How it’s New York: In NYC, as in Prague, literary figures can bump into each other in unexpected ways.
How it’s Irish: Kevin Holohan is Irish, and is thinking about the Irish author Flann O’Brien, and his silly, sometimes groan-inducing book, “The Various Lives of Keats and Chapman,” as he writes his own– set in Prague.
With all due respect and admiration for the Keats and Chapman vehicle invented by Flann O’Brien aka Myles na gCopaleen, who among us has not had a Keats and Chapman moment? A play on words so contrived and twisted that only Keats and Chapman together can possibly bear its excruciating weight. This is mine:
It so happened that Keats and Chapman were visiting Prague when they ran into the young Franz Kafka.

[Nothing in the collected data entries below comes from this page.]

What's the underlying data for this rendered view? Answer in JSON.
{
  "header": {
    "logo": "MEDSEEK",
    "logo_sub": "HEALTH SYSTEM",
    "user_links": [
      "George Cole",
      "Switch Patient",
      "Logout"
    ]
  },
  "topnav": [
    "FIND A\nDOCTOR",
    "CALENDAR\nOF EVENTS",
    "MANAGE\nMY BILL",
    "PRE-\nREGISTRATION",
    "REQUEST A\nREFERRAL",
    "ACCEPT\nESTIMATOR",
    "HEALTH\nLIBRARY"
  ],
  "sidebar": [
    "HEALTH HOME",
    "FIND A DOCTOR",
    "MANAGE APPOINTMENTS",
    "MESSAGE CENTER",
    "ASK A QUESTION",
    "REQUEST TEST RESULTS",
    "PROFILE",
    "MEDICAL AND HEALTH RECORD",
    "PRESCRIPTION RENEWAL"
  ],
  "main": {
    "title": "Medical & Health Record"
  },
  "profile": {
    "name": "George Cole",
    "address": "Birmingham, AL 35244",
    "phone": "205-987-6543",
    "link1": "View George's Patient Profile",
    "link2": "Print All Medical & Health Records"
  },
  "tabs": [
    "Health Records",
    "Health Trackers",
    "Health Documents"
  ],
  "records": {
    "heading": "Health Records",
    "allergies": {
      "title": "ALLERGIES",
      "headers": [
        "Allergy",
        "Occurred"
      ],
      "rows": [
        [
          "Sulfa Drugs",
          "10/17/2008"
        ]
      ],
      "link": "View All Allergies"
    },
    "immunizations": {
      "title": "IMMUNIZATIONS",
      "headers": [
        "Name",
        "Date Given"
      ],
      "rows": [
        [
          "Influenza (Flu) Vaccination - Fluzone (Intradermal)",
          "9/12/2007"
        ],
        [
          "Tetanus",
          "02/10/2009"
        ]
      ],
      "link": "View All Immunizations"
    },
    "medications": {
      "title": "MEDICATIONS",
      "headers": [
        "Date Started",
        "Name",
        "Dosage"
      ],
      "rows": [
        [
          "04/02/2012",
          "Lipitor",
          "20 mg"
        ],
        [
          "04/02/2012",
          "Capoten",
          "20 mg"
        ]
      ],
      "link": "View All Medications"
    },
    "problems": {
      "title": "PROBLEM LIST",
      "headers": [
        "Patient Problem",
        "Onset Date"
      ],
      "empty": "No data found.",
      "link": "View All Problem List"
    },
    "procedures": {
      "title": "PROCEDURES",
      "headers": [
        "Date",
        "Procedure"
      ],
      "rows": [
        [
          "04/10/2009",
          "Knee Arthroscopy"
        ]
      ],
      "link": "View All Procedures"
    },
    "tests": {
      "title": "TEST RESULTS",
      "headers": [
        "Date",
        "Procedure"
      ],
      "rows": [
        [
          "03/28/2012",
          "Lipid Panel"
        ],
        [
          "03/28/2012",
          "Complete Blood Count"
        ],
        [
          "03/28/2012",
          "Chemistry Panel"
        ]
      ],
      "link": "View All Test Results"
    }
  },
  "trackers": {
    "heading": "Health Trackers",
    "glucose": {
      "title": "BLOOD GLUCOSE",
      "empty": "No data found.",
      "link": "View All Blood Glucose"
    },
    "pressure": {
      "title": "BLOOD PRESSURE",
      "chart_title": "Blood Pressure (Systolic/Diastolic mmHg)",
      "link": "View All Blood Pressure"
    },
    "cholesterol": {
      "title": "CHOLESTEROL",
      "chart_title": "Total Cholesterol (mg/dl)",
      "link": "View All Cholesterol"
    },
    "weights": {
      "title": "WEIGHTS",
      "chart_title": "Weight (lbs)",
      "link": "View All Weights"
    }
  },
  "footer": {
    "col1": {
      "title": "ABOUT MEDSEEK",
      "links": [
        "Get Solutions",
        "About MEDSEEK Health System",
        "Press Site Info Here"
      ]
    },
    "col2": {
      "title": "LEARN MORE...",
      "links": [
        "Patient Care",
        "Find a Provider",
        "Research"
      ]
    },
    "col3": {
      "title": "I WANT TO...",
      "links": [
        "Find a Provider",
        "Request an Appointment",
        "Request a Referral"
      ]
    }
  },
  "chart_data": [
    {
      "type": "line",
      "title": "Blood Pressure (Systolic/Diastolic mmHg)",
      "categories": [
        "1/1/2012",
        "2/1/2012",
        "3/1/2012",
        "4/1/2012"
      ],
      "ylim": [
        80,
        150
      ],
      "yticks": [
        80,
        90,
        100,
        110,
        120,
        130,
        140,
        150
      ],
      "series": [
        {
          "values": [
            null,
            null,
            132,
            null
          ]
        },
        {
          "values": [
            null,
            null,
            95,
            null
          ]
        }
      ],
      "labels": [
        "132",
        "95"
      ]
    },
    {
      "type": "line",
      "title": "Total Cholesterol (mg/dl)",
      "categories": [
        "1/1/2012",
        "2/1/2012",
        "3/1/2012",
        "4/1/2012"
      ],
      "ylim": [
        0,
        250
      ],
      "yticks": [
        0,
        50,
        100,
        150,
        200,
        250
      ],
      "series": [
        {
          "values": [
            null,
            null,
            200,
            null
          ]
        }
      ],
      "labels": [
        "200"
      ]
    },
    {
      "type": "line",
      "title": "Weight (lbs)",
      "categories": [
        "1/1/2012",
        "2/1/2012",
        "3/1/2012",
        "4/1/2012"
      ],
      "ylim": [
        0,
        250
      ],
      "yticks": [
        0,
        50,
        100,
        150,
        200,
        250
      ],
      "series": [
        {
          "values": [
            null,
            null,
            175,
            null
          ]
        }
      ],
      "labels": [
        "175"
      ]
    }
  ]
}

Kafka, though reluctant to insinuate himself into their company happily obliged when Keats asked if he would show them around the beautiful city. After a long walking tour during which they stopped several times to sample the local beers, the three of them found themselves in Prague Castle.
Somewhat inebriated, Chapman challenged Kafka to don a suit of armor and bet him ten shillings he could not do so. Kafka, not an avaricious man but one who could not turn his nose up at an easy ten shillings, quickly took a suit of armor from the landing where the three of them stood unobserved.
Unfortunately while helping to secure the breastplate, Keats stumbled and sent the unfortunate Kafka tumbling down the stairs and into a case filled with china figurines. The inevitable crashing brought the custodian rushing to the scene. Finding the figure in the armor too stunned to communicate, the custodian berated Keats and Chapman and pointed out the damage and demanded immediate reparations. Keats, taking Chapman by the arm and guiding him towards the exit smiled winningly at the custodian and, nodding at the supine figure on the floor reassuringly promised,
“Fear not sir, the Czech is in the mail.”